Solve the Right Problem at the Right Time

What if you’re solving the right problems…

But at the wrong time?

Focusing all your energy on fixing the parts of your business that won’t make much of an impact (at least not yet)?

Things like:

  • Obsessing over your website’s low conversion rate, while overlooking the fact that there’s not enough quality traffic to the site to begin with.
  • Tinkering endlessly with your job candidate selection and interviewing process, while overlooking the fact that you’re not actually attracting any solid applicants.
  • Agonizing over your company’s visual branding, while overlooking the fact that there’s nothing that truly differentiates your product from any other.

Just because you’ve spotted a problem doesn’t mean that it should be your immediate priority. Before you commit to finding a solution, stop and ask yourself:

“Is this problem the critical bottleneck that’s currently getting in the way of achieving my goal?”

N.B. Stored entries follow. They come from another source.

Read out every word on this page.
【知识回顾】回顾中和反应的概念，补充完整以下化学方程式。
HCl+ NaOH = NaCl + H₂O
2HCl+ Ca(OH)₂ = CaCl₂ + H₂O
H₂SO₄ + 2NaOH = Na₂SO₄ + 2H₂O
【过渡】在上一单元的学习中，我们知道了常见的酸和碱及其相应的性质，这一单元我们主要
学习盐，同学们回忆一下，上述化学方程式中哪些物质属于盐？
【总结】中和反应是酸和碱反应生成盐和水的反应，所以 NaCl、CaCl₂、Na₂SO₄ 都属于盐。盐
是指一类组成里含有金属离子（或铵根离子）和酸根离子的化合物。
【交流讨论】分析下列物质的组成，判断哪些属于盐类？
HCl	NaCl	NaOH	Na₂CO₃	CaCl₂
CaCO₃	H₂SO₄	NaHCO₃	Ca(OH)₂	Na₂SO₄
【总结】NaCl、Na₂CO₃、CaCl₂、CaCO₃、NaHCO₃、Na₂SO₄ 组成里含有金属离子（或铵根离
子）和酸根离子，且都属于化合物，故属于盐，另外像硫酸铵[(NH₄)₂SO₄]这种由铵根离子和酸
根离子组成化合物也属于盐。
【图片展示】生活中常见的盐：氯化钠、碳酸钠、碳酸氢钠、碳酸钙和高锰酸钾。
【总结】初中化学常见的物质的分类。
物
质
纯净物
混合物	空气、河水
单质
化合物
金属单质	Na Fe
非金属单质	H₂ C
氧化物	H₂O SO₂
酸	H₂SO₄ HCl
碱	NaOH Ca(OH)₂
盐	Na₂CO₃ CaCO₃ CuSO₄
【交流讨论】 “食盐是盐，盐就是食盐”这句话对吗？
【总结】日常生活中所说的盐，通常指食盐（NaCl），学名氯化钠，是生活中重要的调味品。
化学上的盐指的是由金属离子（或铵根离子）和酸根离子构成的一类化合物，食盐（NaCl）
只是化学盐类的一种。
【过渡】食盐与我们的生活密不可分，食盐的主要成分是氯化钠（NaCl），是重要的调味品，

In other words, is there a more pressing problem that requires your attention first? An issue that will limit the potential positive impact you’ll get by solving that original problem?

  • Fixing your website’s low conversion rate won’t help much if your website gets little targeted traffic.
  • Perfecting your job candidate selection and interviewing process won’t help much until you figure out why you’re not attracting any solid applicants.
  • Creating the most stunning visual branding for your company won’t help much if prospects don’t see why your product is the perfect fit for their particular needs.

If you’re not addressing the critical bottleneck, you want to take a moment to think about where you could better invest your limited resources.

There’s always an opportunity cost to focusing on any one problem over another. If you focus your time, money, and energy on solving problem B (“your website’s low conversion rate”), you have that much less time, money, and energy left to solve problem A (“lack of traffic to your website”).

What will you do today to start focusing on the right problems at the right time?

Will you take a step back and ask yourself if the parts of your business that you’re trying to fix are actually the parts that most urgently require your attention?